Claims Update: So, Your Company Has Been Sued

Global Aerospace Editorial Team, February 4, 2020
Aerospace Manufacturer Insurance, Claims, Insurance Products

It is all well and good to put a tough face on what appears, at the outset, a winnable lawsuit. For experienced litigators, however, the vagaries of the U.S. judicial system are matters to contend with. Each state has its own laws and procedures, each court has its own rules and, most importantly, every jury is different from the last and each individual juror is unique.

Therefore, as we begin our journey to defend the lawsuit, we must always be mindful of the twists and turns of litigation: surprise witnesses, adverse rulings and unhelpful documents. Although it is a statement of the obvious, the only way to put on a successful defense or to come to a successful resolution before trial is to be prepared.

Litigation Management

The receipt of a Summons and Complaint is a routine event for some and for others a first-time experience. In either case, there are general steps that should be taken. At Global Aerospace, we have developed an outline of how we, in partnering with our clients, manage litigation.

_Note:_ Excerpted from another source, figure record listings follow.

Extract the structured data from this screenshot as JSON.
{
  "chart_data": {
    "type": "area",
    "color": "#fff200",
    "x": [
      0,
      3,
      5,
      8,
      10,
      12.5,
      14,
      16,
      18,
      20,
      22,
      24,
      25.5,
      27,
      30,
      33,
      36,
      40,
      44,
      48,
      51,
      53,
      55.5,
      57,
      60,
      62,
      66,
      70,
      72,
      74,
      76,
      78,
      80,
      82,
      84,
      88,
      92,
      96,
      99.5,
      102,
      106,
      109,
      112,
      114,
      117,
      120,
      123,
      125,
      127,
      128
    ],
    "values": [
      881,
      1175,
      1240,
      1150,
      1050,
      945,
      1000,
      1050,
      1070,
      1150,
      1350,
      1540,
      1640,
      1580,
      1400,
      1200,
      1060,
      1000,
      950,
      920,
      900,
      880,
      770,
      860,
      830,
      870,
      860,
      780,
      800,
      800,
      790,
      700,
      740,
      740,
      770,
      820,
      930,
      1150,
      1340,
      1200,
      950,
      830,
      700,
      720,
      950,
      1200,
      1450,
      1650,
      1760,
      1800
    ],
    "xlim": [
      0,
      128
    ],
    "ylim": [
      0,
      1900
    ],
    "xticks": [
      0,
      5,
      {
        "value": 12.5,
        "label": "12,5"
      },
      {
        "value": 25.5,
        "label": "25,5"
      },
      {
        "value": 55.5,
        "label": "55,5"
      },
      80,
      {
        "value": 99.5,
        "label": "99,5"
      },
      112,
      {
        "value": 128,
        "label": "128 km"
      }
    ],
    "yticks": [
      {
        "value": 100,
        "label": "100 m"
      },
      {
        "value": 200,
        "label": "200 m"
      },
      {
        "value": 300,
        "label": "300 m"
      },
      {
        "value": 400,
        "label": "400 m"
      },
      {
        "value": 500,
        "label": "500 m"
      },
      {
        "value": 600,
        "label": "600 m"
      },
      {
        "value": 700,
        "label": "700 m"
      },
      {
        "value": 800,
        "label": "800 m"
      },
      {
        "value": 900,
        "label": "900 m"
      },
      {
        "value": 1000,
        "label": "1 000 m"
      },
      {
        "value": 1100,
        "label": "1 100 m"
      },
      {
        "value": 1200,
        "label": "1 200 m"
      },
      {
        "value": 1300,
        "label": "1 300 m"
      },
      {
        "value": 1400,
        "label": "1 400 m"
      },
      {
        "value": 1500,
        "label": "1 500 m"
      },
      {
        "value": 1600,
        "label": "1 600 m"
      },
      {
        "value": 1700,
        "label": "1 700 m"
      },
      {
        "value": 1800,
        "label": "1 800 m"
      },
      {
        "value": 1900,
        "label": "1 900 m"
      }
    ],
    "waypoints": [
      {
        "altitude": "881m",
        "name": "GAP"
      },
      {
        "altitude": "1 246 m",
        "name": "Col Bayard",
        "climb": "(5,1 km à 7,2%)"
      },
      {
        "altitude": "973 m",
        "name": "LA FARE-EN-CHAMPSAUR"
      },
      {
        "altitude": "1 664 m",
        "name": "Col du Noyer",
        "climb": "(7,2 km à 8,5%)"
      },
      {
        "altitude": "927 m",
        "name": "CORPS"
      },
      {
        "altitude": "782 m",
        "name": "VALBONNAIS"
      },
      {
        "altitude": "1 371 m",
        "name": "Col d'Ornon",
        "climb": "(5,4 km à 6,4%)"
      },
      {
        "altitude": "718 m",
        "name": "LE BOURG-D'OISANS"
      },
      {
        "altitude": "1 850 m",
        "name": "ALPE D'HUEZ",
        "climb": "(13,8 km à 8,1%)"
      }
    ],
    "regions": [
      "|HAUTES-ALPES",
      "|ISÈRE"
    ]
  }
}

At the onset, we believe in collaboration with the insured, insurer, retained counsel and broker. Under the common interest doctrine, we are able to share ideas, strategies and reserve information while allowing us to preserve confidentiality. We work as a team to set forth a course of action from date of service to the ultimate resolution—by settlement or verdict—of the lawsuit.

Although many times we would like to try the case until verdict, the risks of trial must be carefully assessed. At the outset, the defendant must establish a Litigation Hold that advises the relevant employees of the pending litigation with instructions not to destroy documents or any relevant data. Early retention of defense counsel with expertise in the matter is critical for early evaluation and protection of privilege.

A common pitfall in litigation is the late discovery of documents and witnesses that may have an adverse effect on the defense. Therefore, it is incumbent upon the defendant to self-discover, i.e., to know the documents, identify the company witnesses and understand the pros and cons of the defense.

Assessing the Landscape and Evaluating Our Defense

Understanding the relevant legal landscape requires the defense team to identify key issues in order to evaluate the chances of success or early resolution. Considerations include: jurisdiction, state or federal court, codefendants, choice of law analysis, joint and several liability (a finding of 1% liability exposes us to 100% payment) and pre-judgment and post-judgment interest (this varies by state and can be as high as 12%).

In evaluating liability and damages, a mock jury or a focus group is a great resource. In these exercises, lay people from the same or similar backgrounds of the eventual jury pool are presented with both the plaintiff and defense arguments and witnesses. We learn what jurors think of our defense, our witnesses and our counsel. Most importantly, mock jurors are asked to award damages. If punitive damages are alleged, a mock trial gives us the ability to assess the amount, if any, jurors are willing to award.

Other Costs to Consider

Consideration must be given to the possibility of appeal, regardless of which party prevails. The cost of an appeal includes appellate counsel fees, interest on the verdict and a bond on the verdict as well as the amount of time in months or years before a decision is rendered.

With these factors in mind, we must be open to possible settlement opportunities either by mediations or informal meetings. If the defense is well prepared, this puts us in the best position for a favorable settlement. Not a cent for tribute may be a reasonable reaction to being sued, but the fact is that millions spent for defense does not guarantee a favorable verdict. Case resolution may be the most successful outcome.